In a previous blog post on how to create interesting characters, I emphasized how important is to give your characters not just strengths, but also weaknesses. Perfect characters are boring!
But you shouldn’t give your characters just any flaws. The flaws your characters have need to be a good fit for the character. For example, having a character who’s reliable, hardworking, and organized, and then giving them the flaw of always being ten minutes late… no, that doesn’t work.
To explain, let me talk a bit about my previous day job. I used to be a psychologist, and I still draw on that background for my writing and editing. After all, creating characters has a lot in common with being a psychologist.
An excercise that helps with creating characters
One of the exercises I always gave my patients as a homework was to make a list of their strengths and their weaknesses and then have their friends, partners, family members, and colleagues write down a list of what they think the patient’s strengths and weaknesses are. I always had them ask several people, since we all have different roles in our families, jobs, and circles of friends, so our colleagues might see a different side of us than our family, etc.
Why don’t you try it? Go ahead and make your own list of strengths and weaknesses.
After I rearranged them a bit, the patients’ lists might look like this:
|Reliable||Can’t say no|
|Organized||Not spontaneous enough|
I’m sure you noticed and already suspected it would be like this. It’s not a coincidence which flaw appears on which list. There’s always a connection between a person’s strengths and their flaws. They are, basically, two ends of a continuum or two sides of the same coin, and you can’t have one side without the other.

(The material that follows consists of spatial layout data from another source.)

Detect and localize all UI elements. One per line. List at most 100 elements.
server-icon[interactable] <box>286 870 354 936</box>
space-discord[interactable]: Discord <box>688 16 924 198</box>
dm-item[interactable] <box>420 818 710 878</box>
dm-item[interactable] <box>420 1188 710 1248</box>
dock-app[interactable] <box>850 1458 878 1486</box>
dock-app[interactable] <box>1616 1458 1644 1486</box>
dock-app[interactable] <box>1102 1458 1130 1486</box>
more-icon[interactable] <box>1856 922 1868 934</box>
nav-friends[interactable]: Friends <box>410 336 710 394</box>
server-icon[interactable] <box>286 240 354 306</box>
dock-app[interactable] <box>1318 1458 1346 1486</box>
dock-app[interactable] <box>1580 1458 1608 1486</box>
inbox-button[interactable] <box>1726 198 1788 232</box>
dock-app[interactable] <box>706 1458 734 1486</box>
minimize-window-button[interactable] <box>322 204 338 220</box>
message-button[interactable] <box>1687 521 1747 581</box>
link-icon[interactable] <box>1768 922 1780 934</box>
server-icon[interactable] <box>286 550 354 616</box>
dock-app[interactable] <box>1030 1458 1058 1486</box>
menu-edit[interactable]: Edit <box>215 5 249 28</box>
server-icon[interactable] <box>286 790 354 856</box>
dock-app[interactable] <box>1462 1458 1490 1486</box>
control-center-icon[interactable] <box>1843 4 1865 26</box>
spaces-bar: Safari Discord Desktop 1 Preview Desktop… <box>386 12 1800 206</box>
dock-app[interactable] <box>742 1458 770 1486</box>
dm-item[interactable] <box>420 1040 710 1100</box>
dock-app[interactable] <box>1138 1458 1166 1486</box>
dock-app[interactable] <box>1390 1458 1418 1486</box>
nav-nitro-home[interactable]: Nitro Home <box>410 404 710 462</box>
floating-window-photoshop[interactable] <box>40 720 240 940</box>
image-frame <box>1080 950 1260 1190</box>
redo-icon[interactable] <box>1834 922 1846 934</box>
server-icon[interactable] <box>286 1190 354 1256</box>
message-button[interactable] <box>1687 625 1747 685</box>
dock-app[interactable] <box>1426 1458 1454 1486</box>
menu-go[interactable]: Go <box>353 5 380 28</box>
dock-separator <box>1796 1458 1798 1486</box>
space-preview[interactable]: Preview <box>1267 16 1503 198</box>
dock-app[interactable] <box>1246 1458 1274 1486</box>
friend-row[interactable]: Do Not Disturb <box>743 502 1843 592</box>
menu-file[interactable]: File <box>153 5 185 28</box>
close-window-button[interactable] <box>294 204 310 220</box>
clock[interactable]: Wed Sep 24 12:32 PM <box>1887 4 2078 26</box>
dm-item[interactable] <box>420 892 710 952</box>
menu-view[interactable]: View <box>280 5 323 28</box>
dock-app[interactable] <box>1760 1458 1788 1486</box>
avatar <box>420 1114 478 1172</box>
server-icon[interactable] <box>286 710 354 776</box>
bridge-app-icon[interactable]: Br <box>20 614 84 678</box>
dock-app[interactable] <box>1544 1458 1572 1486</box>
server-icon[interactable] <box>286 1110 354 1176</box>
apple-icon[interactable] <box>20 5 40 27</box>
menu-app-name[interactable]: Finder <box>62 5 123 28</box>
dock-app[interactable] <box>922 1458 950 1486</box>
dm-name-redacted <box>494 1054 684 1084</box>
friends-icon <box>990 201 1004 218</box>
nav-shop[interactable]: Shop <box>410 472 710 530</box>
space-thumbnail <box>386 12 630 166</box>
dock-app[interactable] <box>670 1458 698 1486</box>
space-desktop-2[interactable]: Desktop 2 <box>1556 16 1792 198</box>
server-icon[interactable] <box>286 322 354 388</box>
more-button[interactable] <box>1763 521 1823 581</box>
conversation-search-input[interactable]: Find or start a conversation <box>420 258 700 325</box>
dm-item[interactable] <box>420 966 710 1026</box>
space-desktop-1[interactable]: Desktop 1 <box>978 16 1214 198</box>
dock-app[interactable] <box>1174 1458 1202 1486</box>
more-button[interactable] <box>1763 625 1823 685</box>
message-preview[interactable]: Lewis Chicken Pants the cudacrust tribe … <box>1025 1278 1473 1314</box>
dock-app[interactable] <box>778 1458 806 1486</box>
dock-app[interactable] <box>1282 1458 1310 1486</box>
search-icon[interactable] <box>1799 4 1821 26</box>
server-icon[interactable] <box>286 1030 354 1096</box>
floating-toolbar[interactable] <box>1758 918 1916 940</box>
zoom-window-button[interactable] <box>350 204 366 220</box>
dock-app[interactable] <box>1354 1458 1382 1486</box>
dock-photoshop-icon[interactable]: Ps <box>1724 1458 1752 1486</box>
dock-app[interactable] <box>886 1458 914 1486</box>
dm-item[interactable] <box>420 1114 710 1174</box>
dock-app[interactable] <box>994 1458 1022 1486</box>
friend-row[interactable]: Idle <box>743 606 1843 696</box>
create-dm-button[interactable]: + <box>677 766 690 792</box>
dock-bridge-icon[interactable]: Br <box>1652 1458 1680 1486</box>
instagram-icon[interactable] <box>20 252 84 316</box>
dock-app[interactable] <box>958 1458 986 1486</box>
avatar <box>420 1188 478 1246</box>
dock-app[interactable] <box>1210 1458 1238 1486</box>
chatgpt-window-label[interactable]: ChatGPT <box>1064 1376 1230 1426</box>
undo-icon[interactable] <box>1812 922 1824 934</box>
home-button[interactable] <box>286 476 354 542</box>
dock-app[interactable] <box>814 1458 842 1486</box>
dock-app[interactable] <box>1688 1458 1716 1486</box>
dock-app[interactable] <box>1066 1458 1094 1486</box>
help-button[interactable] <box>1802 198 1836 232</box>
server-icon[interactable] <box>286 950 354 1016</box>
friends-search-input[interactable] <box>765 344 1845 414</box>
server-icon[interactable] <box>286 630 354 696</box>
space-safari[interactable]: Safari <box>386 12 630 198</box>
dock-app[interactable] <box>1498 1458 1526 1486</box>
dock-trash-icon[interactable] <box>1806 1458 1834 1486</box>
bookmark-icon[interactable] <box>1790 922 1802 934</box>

Sometimes, in group sessions, my patients even had heated discussions when one patient wanted to write down a trait in the “flaw” column, while another patient thought it was clearly a strength. Well, depending on the situation, most traits can be either a strength or a flaw.
So, when you create your characters, make sure not to assign them random flaws. A character’s flaws should be their strengths taken to an extreme.
I hope you find this advice helpful. If you have any questions about character creation, please leave a comment.
4 thoughts on “How to develop your characters’ strengths and weaknesses”
I’ve been having SO many problems with developing ‘villain’ characters.
It is like I am searching for something — anything to start with as a ‘bad’ (or rather, not a particularly ‘good’ character trait/flaw) character flaw — it is SO difficult.
Your tip, on creating character traits/flaws as helped! still searching for my ‘ideal’ villain, though! or rather, my antagonist
Another good tip for creating villains is that villains shouldn’t just be “bad guys” (or gals). They are not “bad” for the sake of being bad. They are the heroes or heroines of their own story, so the trick is to create a motivation behind their goal that even readers will be able to empathize with.
Love how you explained this! It’s great advice for writers. I’ve read and reviewed many books and there have been times where the book didn’t work for me because the character development was off. The characters didn’t click because of this very thing you’ve just described. Some authors want to make their characters interesting by giving them unique flaws, and that’s fine, but they must remember that it has to be plausible. Thanks for shedding light on this!
This is a really great perspective with regards to their “flaws” should be their strengths taken to extremes. It made me think back to all the different books I have loved and even those that I just couldn’t stand and to find an interesting pattern in regards to this subject. It has always bothered me in some books that I have ended up hating (or shall I say disliking greatly) where the authors make their characters have weird flaws that make zero sense over all and I spend the entire book trying to figure out proper reasoning and just can’t for the life of me. I also think some authors tend to create drama with these just to “make the book interesting” when, in my opinion, it does the complete opposite without proper development in characters.